¿Prescindir de la energía rusa? Más fácil para el carbón
Los dirigentes comunitarios se disponen a incluir el carbón en las sanciones contra Rusia por la invasión de Ucrania. Pero parece más fácil para la Unión Europea prescindir de este combustible fósil o incluso del petróleo ruso que del gas, un asunto mucho más delicado. Rusia es un gigante de los hidrocarburos, y los ingresos obtenidos del petróleo y del gas financiaron el 45% de su presupuesto federal el año pasado, según la Agencia Internacional de la Energía (AIE.)

El presidente ucraniano, Volodimir Zelensky, ha pedido a la UE que cese sus compras porque, afirma, así «Rusia ya no tendrá dinero para esta guerra».
Según estadísticas estadounidenses recogidas por AFP, Rusia exportó 5 millones de barriles diarios (mbd) de petróleo en 2020, la mitad hacia países europeos; en especial a Alemania, Países Bajos y Polonia. EEUU, otro gran productor de energía, ha decretado un embargo de hidrocarburos rusos. Pero la UE solo lo contempla de momento para el carbón, aunque dice querer reducir sus compras de gas en dos tercios este mismo año.
Rusia posee el 15% de las reservas mundiales de carbón, según el informe anual de BP sobre energía. Asegura el 45% de las importaciones de la UE, con países particularmente dependientes como Alemania y Polonia. La tendencia marcada por la UE es salir del carbón, un combustible muy contaminante. Su consumo ha bajado pero, como paralelamente se han cerrado minas, depende cada vez más de las importaciones, como señala el Instituto Bruegel. Para la hulla, por ejemplo, las compras de la UE a Rusia pasaron de 8 millones de toneladas en 1990 (7% de las importaciones) a 43 millones en 2020 (54%).
Sin embargo, Alemania prevé prescindir del carbón ruso desde el próximo otoño boreal. «Puede ser remplazado porque los mercados mundiales de carbón están bien suministrados y son flexibles», comenta el Instituto Bruegel.
Petróleo crudo y gasoil
Rusia, uno de los mayores exportadores de petróleo del mundo, suministra más del 25% del crudo que importa la UE, según las estadísticas comunitarias.
«En principio, remplazar el petróleo ruso sería mas fácil que para el gas», ya que las importaciones llegan por barco y no mediante infraestructuras fijas como los gasoductos, puntualiza Bruegel. Pero Rusia también exporta 1,5 millones de barriles diarios de gasoil, del que Europa depende mucho. «Va a plantear un verdadero problema para el diésel», alertó Barbara Pompili, ministra francesa de Transición Ecológica.
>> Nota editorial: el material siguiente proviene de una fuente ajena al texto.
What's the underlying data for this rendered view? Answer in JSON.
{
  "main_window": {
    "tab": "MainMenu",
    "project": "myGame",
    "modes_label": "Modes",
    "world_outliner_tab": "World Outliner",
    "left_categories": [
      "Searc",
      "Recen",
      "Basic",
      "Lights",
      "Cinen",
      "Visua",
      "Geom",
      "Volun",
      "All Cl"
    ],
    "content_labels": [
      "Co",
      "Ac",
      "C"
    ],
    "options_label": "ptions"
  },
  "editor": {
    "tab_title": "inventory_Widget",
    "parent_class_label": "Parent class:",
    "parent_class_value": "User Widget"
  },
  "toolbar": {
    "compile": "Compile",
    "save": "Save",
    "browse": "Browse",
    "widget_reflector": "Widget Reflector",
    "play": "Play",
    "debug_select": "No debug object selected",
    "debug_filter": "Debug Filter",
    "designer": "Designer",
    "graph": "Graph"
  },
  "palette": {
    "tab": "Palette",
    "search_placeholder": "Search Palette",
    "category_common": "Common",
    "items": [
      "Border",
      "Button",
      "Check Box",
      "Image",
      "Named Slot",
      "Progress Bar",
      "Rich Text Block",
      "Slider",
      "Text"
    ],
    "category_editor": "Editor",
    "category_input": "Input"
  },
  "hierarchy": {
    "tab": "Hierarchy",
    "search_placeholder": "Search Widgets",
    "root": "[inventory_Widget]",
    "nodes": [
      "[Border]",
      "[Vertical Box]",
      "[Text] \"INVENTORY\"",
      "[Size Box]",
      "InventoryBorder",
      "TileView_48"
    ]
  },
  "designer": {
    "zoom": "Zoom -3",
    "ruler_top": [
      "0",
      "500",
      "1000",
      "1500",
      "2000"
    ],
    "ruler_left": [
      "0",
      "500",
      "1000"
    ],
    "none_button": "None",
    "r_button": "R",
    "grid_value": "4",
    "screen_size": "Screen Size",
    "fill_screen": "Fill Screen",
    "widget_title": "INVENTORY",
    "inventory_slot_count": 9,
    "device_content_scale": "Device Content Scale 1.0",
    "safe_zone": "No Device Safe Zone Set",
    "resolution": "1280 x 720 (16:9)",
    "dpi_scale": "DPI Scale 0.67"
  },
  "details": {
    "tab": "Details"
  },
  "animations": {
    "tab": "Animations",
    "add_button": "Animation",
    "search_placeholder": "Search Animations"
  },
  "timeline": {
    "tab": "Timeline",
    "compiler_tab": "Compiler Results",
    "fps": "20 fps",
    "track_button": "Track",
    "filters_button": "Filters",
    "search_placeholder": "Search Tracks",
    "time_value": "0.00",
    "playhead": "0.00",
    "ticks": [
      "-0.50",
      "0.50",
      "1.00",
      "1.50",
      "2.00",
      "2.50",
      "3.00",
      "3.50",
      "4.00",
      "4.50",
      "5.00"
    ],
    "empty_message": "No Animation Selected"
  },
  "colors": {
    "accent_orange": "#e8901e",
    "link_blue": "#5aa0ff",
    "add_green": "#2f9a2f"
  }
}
Además, hay que tener en cuenta que este combustible líquido, que se usa tanto en los motores diésel de los automóviles como en las calderas de calefacción o industriales, no se fabrica con cualquier tipo de crudo. En caso de embargo, habría que buscar otras fuentes de gasoil, además de petróleo.
Rusia exporta este hidrocarburo directamente hacia la UE gracias a una red diversificada de gasoductos. Con 155.000 millones de metros cúbicos anuales, representa el 45% de las importaciones de gas y cerca del 40% del consumo de la UE.
El tema de un eventual embargo divide a los Estados miembros, ya que algunos son muy dependientes, como Alemania, con el 55% del gas que importa procedente de Rusia. «Los suministros de gas ruso no son sustituibles» y si se interrumpieran «nos dañaría más que a Rusia», argumentó el lunes el ministro alemán de Finanzas, Christian Lindner.
El pasado año, diez Estados dependían incluso en más del 75% del gas ruso, según Eurostat. Son Bulgaria, República Checa, Estonia, Letonia, Hungría, Austria, Rumania, Eslovenia, Eslovaquia y Finlandia. Los Estados bálticos dejaron a principios de abril de importarlo y utilizan el de sus reservas.
Un embargo sobre la energía rusa incluyendo el gas le costaría a Alemania entre el 0,3 y el 3 por ciento del PIB, según acaba de calcular el Consejo de Análisis Económico francés. Y «Lituania, Bulgaria, Eslovaquia, Finlandia o República Checa podrían perder ingresos entre el 1% y el 5% del PIB», estima la misma fuente. Pero al prescindir de gas ruso, la UE tendría dificultades para tener suficientes reservas para el invierno.
Acudir a otros proveedores, bajo forma de gas natural licuado (GNL), que llega por barco, compensaría solo en parte la ausencia de gas ruso, según los expertos, y sería más caro.
También habría que reducir el consumo, lo que pasaría por limitar la producción de ciertas industrias. Es lo que algunos analistas ya denominan ‘‘racionamiento’’.